In 2006, the International Astronomical Union (IAU) declared that Pluto was not a planet, but rather a dwarf planet. This was largely because Pluto is relatively small (smaller than our moon) and it belongs to the Kuiper Belt—a body of comets/large objects that orbit the sun on the outer edges of the solar system. This presented a problem for the IAU; but to see why, we must first see how the IAU defines a regular, full-size planet.
The three main criteria for a full-size planet are that it orbits the sun, is (almost) spherical in shape, and has “cleared its neighborhood.” By “clearing its neighborhood,” the IAU means that a planet must not orbit in sync with nearby, similar objects. Rather, all such objects must be gravitationally attracted to the planet. This is where Pluto fails. Because there are other, relatively similarly-sized objects in the Kuiper Belt that are not affected by Pluto’s gravity, it has not “cleared its neighborhood.”

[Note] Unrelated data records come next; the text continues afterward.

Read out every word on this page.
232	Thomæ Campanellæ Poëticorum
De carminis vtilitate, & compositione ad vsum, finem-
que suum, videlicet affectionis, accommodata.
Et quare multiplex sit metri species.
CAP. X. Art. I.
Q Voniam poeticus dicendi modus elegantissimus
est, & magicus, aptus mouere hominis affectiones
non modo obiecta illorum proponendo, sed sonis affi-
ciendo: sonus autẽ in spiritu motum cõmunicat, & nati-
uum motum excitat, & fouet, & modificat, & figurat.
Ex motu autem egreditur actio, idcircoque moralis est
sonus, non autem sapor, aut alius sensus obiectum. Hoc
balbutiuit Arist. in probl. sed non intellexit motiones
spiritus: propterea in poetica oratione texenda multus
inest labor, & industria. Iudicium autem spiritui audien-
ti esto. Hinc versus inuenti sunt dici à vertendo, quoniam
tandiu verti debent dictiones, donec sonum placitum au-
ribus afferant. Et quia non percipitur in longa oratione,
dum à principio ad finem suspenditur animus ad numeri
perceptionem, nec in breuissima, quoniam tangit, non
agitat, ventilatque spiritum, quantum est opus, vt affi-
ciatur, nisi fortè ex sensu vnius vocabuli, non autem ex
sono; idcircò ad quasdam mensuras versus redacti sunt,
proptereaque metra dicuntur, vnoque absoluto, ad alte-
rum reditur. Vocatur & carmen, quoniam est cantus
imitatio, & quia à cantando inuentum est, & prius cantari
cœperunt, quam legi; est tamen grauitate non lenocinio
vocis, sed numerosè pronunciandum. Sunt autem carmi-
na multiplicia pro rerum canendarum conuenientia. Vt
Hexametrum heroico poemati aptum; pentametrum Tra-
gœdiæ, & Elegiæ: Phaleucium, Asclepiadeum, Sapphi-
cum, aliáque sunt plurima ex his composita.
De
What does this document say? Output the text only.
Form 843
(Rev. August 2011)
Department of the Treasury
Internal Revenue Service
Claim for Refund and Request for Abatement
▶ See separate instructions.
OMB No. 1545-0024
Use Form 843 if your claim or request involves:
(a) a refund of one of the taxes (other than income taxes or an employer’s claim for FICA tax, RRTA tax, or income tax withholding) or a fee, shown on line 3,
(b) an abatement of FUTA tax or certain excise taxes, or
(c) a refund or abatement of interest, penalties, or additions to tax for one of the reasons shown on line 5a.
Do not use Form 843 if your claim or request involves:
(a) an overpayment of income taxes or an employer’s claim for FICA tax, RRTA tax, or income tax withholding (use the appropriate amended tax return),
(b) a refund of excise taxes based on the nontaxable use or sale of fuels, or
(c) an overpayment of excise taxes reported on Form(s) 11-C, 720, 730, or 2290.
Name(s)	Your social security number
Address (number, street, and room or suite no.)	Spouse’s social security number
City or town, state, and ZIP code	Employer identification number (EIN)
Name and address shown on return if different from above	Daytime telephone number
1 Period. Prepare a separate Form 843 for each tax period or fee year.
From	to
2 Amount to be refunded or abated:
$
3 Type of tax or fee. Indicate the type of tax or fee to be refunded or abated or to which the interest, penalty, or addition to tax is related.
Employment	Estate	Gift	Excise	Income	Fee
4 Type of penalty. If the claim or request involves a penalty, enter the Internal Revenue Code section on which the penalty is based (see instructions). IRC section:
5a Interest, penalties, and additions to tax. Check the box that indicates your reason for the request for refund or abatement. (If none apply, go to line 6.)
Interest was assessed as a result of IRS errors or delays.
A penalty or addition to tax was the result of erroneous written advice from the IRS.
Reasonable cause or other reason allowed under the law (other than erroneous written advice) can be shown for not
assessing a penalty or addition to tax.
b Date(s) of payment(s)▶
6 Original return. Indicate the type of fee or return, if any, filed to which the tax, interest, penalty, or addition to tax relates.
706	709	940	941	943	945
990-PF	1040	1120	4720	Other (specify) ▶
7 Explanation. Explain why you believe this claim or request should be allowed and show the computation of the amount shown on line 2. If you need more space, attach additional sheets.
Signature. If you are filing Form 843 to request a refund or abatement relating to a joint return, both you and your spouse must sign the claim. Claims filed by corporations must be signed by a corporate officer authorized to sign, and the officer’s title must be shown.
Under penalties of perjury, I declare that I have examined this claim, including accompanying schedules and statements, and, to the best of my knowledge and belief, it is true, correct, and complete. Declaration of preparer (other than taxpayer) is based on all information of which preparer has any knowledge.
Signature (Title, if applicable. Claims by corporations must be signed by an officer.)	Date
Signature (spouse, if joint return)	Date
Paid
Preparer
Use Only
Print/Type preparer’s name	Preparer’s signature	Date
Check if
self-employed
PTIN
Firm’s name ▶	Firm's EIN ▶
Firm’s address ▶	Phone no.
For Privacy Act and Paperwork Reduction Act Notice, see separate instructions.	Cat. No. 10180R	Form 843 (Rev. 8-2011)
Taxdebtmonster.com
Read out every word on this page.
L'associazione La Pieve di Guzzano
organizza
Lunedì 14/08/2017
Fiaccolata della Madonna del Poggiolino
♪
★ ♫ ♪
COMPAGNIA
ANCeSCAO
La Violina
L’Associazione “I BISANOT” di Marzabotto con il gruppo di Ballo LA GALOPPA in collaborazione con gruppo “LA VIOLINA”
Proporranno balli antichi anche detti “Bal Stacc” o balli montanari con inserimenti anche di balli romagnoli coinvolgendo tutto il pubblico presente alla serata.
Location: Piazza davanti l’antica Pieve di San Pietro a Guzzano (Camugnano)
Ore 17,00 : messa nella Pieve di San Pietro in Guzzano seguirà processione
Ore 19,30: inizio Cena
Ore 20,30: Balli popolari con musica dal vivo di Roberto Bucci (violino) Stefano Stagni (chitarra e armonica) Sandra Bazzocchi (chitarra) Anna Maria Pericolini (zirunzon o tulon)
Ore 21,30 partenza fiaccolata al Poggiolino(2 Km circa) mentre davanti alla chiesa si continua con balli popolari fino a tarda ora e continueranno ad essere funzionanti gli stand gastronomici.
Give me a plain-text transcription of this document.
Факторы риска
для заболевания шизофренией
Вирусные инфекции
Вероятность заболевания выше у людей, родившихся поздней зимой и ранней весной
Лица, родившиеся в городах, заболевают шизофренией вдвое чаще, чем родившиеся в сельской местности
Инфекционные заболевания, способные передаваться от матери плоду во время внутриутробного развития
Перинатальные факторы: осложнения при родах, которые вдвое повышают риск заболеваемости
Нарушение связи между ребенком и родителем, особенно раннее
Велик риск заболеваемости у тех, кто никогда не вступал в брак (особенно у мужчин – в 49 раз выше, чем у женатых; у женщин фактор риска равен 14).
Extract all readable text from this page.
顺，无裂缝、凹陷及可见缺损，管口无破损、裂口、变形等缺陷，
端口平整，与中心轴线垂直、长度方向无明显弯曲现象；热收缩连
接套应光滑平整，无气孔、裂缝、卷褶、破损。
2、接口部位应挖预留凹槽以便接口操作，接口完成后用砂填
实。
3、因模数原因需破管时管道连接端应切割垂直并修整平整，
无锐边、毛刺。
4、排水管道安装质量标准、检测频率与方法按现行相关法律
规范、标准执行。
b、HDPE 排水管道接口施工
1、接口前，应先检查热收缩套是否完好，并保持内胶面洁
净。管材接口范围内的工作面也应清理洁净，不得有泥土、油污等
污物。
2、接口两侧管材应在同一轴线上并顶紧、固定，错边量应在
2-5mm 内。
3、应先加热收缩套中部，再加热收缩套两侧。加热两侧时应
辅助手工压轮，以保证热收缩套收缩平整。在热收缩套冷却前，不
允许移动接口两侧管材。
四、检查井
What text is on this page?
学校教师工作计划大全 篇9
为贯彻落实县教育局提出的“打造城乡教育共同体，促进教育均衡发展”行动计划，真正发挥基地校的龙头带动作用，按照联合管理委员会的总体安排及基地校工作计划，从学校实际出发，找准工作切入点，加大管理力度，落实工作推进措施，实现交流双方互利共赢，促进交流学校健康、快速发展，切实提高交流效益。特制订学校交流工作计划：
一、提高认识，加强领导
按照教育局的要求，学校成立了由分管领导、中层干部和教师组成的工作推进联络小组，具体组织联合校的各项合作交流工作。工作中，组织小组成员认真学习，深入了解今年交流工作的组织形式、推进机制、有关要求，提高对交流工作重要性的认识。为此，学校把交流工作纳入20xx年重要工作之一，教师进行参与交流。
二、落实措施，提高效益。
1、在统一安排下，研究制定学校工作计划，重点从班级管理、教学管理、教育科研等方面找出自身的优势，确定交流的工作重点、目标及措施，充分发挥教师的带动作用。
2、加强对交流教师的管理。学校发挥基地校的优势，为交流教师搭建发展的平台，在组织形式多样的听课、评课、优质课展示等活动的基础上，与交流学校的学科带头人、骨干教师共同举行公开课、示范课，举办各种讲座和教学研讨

While the IAU maintains this important distinction between regular planets and dwarf planets, planetary scientist Alan Stern offers an interesting perspective—that the title is merely semantics. He states how, according to planetary scientists, all dwarf planets are planets by nature. A dwarf planet is simply a small planet. Therefore, it is irrelevant and misguided to characterize Pluto as “not a planet.”